Last fall, more than 100 Dakota people from Minnesota, Montana, North and South Dakota, Nebraska and Saskatchewan, came together for the 2009 Dakota Nation “We are One” talking circle/conference.  In that conference, open to both Dakota and allies, attendees discussed healing, education and social justice for the Dakota people.  There was also a segment of the conference open only to Dakota tribal members to discuss the future. Participants toured the Dakota concentration camp at Fort Snelling, and also sacred sites in the area.  The organizers plan a similar event this year. 

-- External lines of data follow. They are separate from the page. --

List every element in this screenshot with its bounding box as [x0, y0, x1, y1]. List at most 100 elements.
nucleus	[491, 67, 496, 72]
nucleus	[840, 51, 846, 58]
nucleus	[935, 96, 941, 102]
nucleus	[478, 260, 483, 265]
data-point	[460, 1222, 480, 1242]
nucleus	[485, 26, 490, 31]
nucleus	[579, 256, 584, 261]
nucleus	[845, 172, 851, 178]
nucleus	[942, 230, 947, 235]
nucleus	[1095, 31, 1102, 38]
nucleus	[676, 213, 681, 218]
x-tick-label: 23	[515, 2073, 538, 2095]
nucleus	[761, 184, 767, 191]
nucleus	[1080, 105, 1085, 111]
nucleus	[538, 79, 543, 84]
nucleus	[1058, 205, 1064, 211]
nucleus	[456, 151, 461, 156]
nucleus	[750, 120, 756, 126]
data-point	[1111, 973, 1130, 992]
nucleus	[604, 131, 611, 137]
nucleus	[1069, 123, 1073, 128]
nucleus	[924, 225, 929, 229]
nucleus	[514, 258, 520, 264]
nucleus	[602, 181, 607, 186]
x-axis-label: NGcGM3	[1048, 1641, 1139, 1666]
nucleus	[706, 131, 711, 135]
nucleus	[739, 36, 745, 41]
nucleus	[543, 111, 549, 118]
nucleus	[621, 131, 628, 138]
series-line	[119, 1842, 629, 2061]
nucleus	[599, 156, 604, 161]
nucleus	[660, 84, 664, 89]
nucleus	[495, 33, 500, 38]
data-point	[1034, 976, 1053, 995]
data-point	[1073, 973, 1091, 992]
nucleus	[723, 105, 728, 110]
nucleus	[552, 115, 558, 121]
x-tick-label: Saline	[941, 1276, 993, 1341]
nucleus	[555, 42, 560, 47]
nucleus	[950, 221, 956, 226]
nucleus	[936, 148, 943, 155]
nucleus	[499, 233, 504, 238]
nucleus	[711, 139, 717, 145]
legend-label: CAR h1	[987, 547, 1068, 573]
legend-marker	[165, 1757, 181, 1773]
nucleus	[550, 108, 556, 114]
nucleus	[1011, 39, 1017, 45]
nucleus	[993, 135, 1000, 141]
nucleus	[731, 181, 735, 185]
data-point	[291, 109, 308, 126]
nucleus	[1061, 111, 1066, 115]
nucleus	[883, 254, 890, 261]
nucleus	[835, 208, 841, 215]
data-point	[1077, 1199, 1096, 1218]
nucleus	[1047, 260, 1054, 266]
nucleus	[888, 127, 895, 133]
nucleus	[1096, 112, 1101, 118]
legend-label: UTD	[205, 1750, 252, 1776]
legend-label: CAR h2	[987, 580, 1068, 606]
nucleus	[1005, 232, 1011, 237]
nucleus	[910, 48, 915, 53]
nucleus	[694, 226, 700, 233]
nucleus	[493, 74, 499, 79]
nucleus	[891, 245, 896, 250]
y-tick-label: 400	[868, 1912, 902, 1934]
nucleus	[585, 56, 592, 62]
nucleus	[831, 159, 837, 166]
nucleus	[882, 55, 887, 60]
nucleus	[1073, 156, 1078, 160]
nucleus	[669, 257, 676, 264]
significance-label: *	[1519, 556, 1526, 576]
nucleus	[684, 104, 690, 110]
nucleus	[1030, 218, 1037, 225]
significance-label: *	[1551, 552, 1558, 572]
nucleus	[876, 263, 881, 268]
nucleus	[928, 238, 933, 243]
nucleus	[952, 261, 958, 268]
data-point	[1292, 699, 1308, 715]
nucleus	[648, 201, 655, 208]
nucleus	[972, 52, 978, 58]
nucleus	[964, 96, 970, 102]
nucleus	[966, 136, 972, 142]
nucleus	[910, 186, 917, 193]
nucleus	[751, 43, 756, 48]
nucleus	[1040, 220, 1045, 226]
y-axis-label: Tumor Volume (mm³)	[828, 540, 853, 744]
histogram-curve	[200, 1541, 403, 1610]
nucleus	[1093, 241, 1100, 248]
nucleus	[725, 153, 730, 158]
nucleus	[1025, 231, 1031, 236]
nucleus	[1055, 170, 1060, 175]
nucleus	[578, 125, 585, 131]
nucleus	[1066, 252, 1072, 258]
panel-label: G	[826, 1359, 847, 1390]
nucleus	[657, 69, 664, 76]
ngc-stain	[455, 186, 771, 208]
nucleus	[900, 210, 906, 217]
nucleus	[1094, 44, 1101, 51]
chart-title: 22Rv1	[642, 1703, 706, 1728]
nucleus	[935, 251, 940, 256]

Dakota people do not agree on how discussions should take place and/or what actions should be taken. Waziyatawin said she decided not to attend last year’s conference when she found out that it would take place at Fort Snelling, which she considers an icon of imperialism.  “It was appalling to me that they would choose that place,” she said.  She also said that she was at a different place than some of the organizers, as she is more interested in private discussions, rather than public ones. 

“We can’t afford to wait any more,” said Waziyatawin. “We can’t afford to talk about these things.  We need action.”

“We need a land base,” she said.  “We now own 0.012 percent of Minnesota land.  That is appalling to anybody’s standards.  If Minnesotans want to do something that is meaningful –  that is reparation –  they can start with land return.”

Mankato State University has an online Minnesota history site, with an account of The U.S.-Dakota War that explains the reasons for the war and the attacks on and repression of the Dakota people after the war.

Meanwhile, the Minnesota Historical Society will plan its own way to remember the Sesquicentennial of the U.S.-Dakota War of 1862.  As of the time of writing this article, MHS was seeking a coordinator to oversee plans for the anniversary.

Coverage of issues of race and race relations, cultural diversity and immigrant health issues is funded in part by a grant from the F.R. Bigelow Foundation.